Learning new knowledge is empowerment, developing new hobbies is empowerment, entering new fields is empowerment, establishing good social relationships is empowerment, and improving virtue is empowerment… these all give you more options. Many things are byproducts, but as long as you grasp the root of “increasing options,” empowerment can be directly pursued.
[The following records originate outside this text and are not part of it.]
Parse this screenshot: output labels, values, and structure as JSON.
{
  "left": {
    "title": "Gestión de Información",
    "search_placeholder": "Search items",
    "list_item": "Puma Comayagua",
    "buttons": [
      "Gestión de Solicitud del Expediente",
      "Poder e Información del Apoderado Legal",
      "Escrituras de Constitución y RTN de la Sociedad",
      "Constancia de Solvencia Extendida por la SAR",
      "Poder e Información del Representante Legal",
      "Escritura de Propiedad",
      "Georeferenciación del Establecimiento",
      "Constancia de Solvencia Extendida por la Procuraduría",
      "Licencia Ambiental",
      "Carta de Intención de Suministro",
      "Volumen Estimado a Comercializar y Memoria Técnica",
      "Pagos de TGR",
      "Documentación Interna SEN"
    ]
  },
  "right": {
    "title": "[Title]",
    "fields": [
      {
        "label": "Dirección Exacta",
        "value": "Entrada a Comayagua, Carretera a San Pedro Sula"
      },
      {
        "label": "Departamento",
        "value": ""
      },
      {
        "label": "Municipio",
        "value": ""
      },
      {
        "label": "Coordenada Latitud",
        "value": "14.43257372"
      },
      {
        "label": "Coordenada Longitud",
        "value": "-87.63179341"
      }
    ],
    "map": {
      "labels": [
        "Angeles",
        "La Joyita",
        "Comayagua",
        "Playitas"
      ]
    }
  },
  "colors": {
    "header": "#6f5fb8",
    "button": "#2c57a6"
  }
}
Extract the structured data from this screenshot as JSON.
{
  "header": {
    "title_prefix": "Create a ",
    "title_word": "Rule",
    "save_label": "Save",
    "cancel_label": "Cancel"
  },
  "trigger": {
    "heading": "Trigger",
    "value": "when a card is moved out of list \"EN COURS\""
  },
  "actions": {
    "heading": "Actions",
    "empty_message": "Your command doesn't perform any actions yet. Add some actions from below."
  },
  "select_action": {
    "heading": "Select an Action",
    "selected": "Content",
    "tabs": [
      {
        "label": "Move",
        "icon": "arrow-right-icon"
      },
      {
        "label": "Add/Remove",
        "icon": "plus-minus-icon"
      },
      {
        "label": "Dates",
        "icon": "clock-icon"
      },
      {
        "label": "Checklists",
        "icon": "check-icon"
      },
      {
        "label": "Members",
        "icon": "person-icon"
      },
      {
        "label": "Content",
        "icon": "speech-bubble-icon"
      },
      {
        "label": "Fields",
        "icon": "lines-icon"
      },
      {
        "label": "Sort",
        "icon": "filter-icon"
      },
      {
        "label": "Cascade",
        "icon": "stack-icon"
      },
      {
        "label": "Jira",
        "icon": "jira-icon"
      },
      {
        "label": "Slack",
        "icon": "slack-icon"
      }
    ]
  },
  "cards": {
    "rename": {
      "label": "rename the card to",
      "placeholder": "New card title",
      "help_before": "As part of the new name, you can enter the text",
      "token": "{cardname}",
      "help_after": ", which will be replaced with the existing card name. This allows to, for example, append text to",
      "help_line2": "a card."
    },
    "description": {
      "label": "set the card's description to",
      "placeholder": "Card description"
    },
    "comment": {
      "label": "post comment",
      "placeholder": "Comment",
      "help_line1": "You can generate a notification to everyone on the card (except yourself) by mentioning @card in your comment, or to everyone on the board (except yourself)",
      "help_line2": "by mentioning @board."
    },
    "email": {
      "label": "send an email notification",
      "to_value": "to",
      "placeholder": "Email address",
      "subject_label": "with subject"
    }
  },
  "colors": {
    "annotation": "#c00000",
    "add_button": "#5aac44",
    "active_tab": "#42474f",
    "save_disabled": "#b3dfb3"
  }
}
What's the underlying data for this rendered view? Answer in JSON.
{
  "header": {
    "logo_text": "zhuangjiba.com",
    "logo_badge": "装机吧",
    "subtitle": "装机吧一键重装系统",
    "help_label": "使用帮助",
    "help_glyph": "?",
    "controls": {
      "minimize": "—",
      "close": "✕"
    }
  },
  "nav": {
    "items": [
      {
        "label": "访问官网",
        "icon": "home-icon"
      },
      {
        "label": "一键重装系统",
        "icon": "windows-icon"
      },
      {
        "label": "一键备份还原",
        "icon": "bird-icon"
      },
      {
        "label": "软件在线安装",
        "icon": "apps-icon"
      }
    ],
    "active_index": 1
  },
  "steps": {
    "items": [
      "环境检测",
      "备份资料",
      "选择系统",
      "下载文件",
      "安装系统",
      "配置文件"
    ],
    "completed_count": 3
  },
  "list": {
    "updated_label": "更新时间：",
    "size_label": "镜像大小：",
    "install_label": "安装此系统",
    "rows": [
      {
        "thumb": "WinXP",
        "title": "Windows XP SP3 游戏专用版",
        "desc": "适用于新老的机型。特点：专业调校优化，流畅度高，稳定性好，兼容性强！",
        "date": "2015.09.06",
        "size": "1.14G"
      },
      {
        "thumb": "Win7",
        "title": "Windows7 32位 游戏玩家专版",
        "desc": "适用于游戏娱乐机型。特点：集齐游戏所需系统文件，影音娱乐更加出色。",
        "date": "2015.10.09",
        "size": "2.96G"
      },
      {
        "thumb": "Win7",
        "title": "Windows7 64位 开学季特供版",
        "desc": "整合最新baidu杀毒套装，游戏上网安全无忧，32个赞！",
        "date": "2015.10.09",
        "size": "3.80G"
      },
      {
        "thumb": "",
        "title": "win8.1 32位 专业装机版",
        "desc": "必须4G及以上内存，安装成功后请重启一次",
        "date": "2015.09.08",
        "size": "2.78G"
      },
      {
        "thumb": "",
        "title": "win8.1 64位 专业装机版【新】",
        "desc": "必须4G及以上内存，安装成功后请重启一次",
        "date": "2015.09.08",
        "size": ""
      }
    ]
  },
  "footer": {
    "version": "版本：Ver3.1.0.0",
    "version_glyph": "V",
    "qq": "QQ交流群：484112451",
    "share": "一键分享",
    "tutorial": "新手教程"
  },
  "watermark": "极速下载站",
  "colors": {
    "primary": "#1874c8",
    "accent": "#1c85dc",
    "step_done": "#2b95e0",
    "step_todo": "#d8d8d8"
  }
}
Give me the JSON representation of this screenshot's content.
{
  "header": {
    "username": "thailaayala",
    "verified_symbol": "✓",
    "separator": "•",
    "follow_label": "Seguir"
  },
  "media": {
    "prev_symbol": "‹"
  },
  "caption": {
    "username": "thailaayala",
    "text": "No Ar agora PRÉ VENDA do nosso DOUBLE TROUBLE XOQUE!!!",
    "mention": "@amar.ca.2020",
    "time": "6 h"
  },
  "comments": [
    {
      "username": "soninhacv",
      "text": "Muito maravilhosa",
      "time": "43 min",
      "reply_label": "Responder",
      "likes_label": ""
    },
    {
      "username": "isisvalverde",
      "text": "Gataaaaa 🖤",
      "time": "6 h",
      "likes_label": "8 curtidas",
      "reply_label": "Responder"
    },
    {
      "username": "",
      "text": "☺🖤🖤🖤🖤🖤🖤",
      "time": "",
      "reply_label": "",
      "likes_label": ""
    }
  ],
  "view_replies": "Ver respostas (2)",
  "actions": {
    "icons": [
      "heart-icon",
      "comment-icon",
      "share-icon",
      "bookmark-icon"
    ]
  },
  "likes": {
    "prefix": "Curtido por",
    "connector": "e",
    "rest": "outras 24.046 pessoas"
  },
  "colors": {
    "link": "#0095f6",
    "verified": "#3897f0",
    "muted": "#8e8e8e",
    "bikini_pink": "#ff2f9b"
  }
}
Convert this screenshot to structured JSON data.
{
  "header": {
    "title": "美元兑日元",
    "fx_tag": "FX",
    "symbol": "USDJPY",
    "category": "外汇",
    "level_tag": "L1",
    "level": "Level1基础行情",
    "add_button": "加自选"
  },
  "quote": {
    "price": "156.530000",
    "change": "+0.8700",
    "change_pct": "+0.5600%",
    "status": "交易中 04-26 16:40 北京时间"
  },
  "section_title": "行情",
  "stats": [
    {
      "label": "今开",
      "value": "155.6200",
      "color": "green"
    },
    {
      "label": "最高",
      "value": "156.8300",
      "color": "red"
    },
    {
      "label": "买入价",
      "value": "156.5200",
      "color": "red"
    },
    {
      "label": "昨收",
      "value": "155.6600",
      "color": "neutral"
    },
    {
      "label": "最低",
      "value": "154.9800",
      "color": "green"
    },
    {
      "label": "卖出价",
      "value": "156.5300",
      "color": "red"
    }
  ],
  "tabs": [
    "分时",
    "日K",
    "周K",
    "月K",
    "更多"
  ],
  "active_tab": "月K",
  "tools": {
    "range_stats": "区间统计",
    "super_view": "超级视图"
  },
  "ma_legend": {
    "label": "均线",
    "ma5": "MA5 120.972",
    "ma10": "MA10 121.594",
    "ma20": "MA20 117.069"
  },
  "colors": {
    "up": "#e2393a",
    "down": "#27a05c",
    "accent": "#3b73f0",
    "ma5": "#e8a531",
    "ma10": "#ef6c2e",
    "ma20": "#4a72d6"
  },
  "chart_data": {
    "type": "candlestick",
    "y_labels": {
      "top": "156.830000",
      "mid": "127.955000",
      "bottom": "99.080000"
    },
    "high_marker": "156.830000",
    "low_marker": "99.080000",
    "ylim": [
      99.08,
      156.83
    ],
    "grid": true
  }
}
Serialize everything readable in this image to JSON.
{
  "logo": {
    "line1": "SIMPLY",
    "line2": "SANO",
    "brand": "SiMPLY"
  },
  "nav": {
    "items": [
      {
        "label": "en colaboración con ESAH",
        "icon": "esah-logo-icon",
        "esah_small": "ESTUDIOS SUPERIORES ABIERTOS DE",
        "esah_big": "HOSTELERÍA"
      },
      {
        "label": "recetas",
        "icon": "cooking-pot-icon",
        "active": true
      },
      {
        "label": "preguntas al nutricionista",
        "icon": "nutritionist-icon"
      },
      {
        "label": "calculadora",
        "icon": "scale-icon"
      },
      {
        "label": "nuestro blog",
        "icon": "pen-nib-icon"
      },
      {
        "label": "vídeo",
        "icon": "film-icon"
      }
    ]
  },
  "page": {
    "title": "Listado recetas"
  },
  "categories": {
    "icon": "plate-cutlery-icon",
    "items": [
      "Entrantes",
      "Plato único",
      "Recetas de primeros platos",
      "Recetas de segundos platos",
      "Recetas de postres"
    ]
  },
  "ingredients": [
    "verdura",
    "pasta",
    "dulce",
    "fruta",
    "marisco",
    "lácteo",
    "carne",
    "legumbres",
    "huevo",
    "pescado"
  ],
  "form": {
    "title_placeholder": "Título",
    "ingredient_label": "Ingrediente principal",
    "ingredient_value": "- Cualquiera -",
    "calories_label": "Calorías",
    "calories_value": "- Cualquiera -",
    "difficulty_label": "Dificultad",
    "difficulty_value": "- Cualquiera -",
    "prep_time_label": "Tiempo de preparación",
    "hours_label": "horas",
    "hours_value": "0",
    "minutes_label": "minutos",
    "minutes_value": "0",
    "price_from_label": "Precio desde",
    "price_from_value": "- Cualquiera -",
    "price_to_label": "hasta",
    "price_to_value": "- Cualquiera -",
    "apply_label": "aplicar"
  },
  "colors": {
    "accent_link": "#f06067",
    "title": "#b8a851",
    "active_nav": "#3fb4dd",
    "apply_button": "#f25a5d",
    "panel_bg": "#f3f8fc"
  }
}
The Power-Seeking Theorem says “Junzi Bu Qi” is the optimal growth strategy in an environment with uncertain rewards: do not optimize a single objective function; increase your options.

【Application Scenarios】

Some might say, “I am very poor right now, I’m just an employee, I must follow orders. What can I do?” My answer is that Viktor Frankl, author of Man’s Search for Meaning, found spiritual freedom even in Nazi concentration camps. Why can’t you increase your own options? Understanding the Power-Seeking Theorem, you absolutely can:

Consider one more option in decision-making instead of falling into the path dependency of old narratives;
Have one more role in identity instead of being kidnapped by a fixed role;
Learn not just a specific tool, but improve cross-task understanding so capabilities are transferable;
Maintain independence in social relationships to avoid complete dependence on a single source of power;
Expand mental space to remain creative amidst uncertainty…

Even with making money, if the income increases your options, it’s worth striving for; but if the price is becoming controlled and reducing freedom, it’s not empowerment, but disempowerment.

Zhuangzi said he would rather be a live turtle rolling in the mud than a dead one in a temple; Tao Yuanming refused to bow for five pecks of rice; Li Bai said he could not lower his brow to serve the powerful. They weren’t just trying to be moral role models; they intuitively sensed the Power-Seeking Theorem.

Notes

[1] Sendhil Mullainathan / Eldar Shafir, Scarcity: Why Having Too Little Means So Much, 2013.

[2] Mani, Anandi, Sendhil Mullainathan, Eldar Shafir, and Jiaying Zhao. “Poverty Impedes Cognitive Function.” Science 341, no. 6149 (2013): 976–980.

[3] Haden, Jeff. “Elon Musk Says Living a Happy, Successful, and Meaningful Life Comes Down to 4 Simple Things.” Inc. (Expert Opinion), September 15, 2023.

[4] Sone, Toshimasa, Naoki Nakaya, Kaori Ohmori, et al. “Sense of Life Worth Living (Ikigai) and Mortality in Japan: Ohsaki Study.” Psychosomatic Medicine 70, no. 6 (2008): 709–15.

[5] Kay, John. Obliquity: Why Our Goals Are Best Achieved Indirectly. Penguin, 2011.

[6] Turner, Alexander M., Logan Smith, Rohin Shah, Andrew Critch, and Prasad Tadepalli. “Optimal Policies Tend to Seek Power.” NeurIPS 2021 (Proceedings), 2021.

[7] Klyubin, Alexander S., Daniel Polani, and Chrystopher L. Nehaniv. “Empowerment: A Universal Agent-Centric Measure of Control.” In IEEE Congress on Evolutionary Computation, vol. 1, 128–35. Edinburgh, 2005.

[8] Salge, Christoph, Cornelius Glackin, and Daniel Polani. “Empowerment–an introduction.” Guided Self-Organization: Inception. Springer, Berlin, Heidelberg, 2014. 67-114.